Camino a la estación de tren de Presidente Derqui, pensaba que toda persona con la que me cruzaba sabía lo que iba a hacer. ¡Me sentí tan chiquita en un mundo tan grande y prejuicioso! Silvana me calmó. Me pidió que, si alguien me veía con ella, dijera que la estaba acompañando al médico. Mientras caminábamos, me señalaba la ropa de las demás mujeres.
—Esa parece más puta que nosotras y no va precisamente a laburar.

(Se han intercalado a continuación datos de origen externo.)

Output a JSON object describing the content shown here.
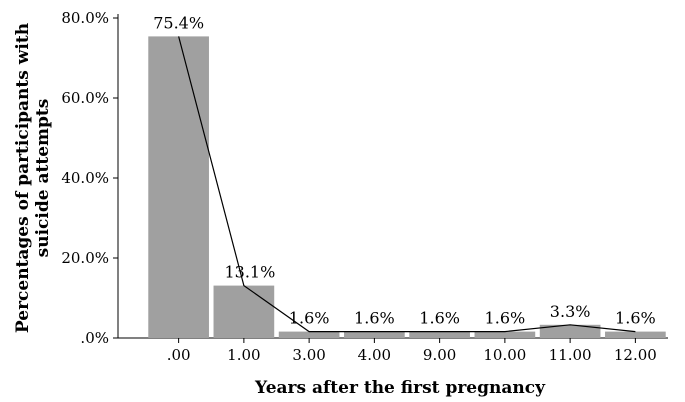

Una hora en el tren y llegamos a Villa del Parque. En el bar, estaba el cliente esperándome. Silvana me había aconsejado que, ante cualquier inconveniente con él, dijera que iba al baño y la llamara, pero no fue necesario. Conversamos dos horas. Hablamos de la vida, de nuestros proyectos, de nuestros amoríos, de nuestras familias. No voy a negar que al principio estaba nerviosa y no sabía qué hacer. Pero él me la hizo muy fácil, hasta me trató mejor que algunos de los que oficiaron de novios en mi adolescencia, durante lo que, en los códigos del amor romántico, nos hacen llamar la primera cita. Era tímido.Cuando se cumplió el horario pactado, me acompañó hasta la estación, donde Silvana me estaba esperando. Me abrazó y me dijo que la había pasado muy bien. Me apretó las manos y dentro de ellas dejó los billetes, me susurró al oído que por favor lo llamara y que guardase el dinero en la cartera. Silvana estaba ansiosa, me pidió que le contara todo. Ahí aprendí que primero deben pagar. Que jamás tenía que dejar para el final lo que se hace al principio. Yo solo pensaba que había pasado la prueba de fuego y que estaba íntegra. Ni sucia, ni indigna: me sentía poderosa. Y hasta un poco valorada.
Me habían pagado por hablar y escuchar. Yo, como muchxs, pensaba que a las prostitutas les pedían y les hacían de todo. Ese día me habían pagado por compartir mi tiempo.
Silvana contó el dinero.
—Le gustaste, te dio más de lo que yo le dije que cobrabas.
Cuando lo conté yo, me di cuenta de que en dos horas había ganado lo que ella me pagaba como niñera en una semana.
Es una opción tentadora, aunque ser puta no es para todas. Como ser niñera, docente, empleada de casas particulares o cajera de supermercado tampoco lo es. Eran mis opciones, tenía claro que no estaba eligiendo libremente pero también que esa no es una situación que atraviesan solo las prostitutas, sino que es el problema de ser pobre. De la falta de oportunidades, de la desigualdad, de nacer mujer o en un cuerpo femenino. De esta sociedad tan machista en la que ser mujer y pobre te condena a trabajos feminizados, mal pagos, de cuidados y precarios.
Decidí frente a las opciones que tenía y tengo por ser mujer de clase obrera. Me decidí por el trabajo sexual por la autonomía y la remuneración que podía darme. Esas fueron las razones principales.
Por esos días volví a mi banco de la plaza. Con una lapicera taché los corazones y los nombres de los pibes que desde pendejas nos gustaban. Dejé mi adolescencia, supe que era una etapa cerrada.Había empezado a llover y caminé hasta mi casa bajo el agua. Un exnoviecito se me cruzó en el camino y me pidió que volviéramos. Le dije que no, que ya estaba en otra, que ahora decidía yo con quién, cuándo y dónde. Y también me dije a mí misma: “Basta, Georgina, de coger gratis con pelotudos”.